Quantification of biogeomorphic interactions between small-scale sediment transport and primary succession in the Gepatschferner glacier foreland, Austria

Landscape change is an interplay of abiotic and biotic processes with bi-directional and interwoven relationships. Glacier foreland areas can act as open-air laboratory to observe biogeomorphic interactions. Paraglacial adjustment establishes initial conditions for ecological succession and requires constant feedbacks between plants and landscapes. Frequency and magnitude of geomorphic processes and functional composition and abundance of plants govern these responses. Up to now, biogeomorphic studies have mainly focused on the qualitative description of the relationship between biotic and abiotic processes. However, in order to test biogeomorphic concepts, it is necessary to jointly quantify (i) geomorphic process rates as a function of vegetation and (ii) successional development as a function of geomorphic conditions.

The proglacial area of the Gepatschferner (Kaunertal) in the crystalline Central Eastern Alps presents a showcase environment to investigate these interactions as the retreating glacier and highly active slope processes provide the ground for different stages of ecological succession and promotes high rates of sediment reworking within the proglacial deposits.

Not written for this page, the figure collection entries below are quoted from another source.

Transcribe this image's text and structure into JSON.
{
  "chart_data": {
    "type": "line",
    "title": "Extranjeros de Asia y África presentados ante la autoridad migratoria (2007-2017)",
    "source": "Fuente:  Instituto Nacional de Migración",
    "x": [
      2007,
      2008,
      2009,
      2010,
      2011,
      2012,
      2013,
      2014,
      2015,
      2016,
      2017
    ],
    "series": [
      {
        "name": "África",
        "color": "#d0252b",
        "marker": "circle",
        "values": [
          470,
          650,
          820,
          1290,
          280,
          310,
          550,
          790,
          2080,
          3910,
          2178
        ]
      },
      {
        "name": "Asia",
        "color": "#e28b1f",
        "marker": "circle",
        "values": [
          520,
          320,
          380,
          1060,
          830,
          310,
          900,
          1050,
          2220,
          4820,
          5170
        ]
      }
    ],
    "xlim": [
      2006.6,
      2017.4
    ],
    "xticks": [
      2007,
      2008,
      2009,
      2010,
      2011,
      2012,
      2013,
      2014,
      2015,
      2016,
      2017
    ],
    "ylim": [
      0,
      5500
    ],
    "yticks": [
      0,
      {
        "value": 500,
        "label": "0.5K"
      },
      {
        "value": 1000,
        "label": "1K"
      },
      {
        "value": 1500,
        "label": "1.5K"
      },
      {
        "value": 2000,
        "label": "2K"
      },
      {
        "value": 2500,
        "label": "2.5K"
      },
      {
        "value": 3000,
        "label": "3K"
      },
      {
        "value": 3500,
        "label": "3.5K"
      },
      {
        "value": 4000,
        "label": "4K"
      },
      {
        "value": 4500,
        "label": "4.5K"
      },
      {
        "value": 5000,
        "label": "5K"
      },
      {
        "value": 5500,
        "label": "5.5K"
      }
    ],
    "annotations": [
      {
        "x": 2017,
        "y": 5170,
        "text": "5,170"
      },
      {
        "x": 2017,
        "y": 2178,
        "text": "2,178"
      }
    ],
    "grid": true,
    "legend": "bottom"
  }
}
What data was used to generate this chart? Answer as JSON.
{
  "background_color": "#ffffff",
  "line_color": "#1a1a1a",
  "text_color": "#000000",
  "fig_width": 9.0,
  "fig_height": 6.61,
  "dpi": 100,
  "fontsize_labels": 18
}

In this particular study, we investigate small-scale biogeomorphic interactions at 30 test sites of 2*3m size. Experimental plots are established on slopes along an ecological succession gradient that reflect different stages of erosion-vegetation interaction. To cover the abiotic condition for the plot sites morphometric characteristics and edaphic variables were determined. In order to quantify abiotic process rates, we use mechanical measurements (i.e. erosion plots) to determine sediment yield and to measure the effect of vegetation on particle size distribution. Relative Dating, historical image analysis and knowledge of glacial retreat helped to estimate time since last perturbation. A detailed vegetation survey was carried out to capture biotic conditions at the sites. Species distribution and abundance at each site, as well as plant functional types provide information on successional stage and functional diversity.

This data set provides a vital opportunity to test conceptual models on biogeomorphic succession in glacier forelands and to evaluate the bi-directional influence of primary succession on small-scale sediment transport and vice versa.